Extinct genus of scorpionflies

Jurassipanorpa is a genus of fossil scorpionfly (order Mecoptera) containing two species described in 2014 from the Jiulongshan Formation of Inner Mongolia, China. The two species, J. impuctata and J. sticta, lived in the late Middle Jurassic period. Upon description, they were claimed to represent the oldest known representatives of the scorpionfly family Panorpidae, but this was later questioned.

== Description ==
Jurassipanorpa specimens measure up to 11 millimeters in body length, with wings reaching a maximum length of 14 mm.

Both species have unique setae ("hairs") on the anal veins of the hindwings that are larger and more prominent than the fine setae found in all other panorpid scorpionflies.

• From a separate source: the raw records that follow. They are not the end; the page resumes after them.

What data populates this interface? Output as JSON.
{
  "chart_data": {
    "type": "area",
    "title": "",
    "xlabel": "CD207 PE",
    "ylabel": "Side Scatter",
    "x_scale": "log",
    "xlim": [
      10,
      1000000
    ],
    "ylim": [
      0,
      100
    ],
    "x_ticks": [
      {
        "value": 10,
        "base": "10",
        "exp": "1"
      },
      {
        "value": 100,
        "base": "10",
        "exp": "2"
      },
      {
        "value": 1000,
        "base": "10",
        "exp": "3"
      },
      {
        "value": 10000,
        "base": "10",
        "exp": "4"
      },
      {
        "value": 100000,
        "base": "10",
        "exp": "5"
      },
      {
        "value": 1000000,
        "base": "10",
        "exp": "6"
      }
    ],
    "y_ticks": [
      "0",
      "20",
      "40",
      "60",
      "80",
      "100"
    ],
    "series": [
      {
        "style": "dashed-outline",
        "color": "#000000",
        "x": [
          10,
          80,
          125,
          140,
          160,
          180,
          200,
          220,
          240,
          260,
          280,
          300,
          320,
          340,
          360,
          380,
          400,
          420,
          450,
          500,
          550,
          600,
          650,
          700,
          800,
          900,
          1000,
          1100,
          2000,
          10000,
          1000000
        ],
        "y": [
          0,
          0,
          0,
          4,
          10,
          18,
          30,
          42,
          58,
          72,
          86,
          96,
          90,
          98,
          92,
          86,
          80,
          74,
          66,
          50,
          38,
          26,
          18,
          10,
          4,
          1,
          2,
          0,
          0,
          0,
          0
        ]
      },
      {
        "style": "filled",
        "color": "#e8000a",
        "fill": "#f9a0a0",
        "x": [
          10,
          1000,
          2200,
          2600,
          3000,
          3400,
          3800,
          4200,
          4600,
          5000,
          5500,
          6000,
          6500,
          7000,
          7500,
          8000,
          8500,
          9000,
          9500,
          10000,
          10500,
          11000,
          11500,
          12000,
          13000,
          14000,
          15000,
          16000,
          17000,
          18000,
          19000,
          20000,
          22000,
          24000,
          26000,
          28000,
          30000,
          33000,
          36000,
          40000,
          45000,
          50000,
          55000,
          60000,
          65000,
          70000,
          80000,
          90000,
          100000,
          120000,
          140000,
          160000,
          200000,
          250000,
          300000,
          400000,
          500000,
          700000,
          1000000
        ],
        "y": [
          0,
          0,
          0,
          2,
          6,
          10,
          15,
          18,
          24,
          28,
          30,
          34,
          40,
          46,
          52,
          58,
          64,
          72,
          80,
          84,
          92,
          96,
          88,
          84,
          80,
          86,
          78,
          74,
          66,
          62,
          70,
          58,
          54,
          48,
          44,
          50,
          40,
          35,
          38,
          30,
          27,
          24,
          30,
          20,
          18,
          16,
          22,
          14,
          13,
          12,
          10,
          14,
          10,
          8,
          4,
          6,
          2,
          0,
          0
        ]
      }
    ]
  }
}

J. sticta differs from J. impuctata by the presence of spots and blotches on the wings: sticta derives from the Greek stiktos meaning spotted, while impunctata means "without spots" in Latin.

== Discovery ==
Jurassipanorpa was described from four specimens discovered in the Jiulongshan Formation at Daohugou Village in Ningcheng County, Inner Mongolia, by researchers from the Capital Normal University and the Russian Academy of Sciences in 2014. Other scorpionfles from the Jiulongshan Formation include Miriholcorpa and Fortiholcorpa, which have yet to be formally placed in a taxonomic family.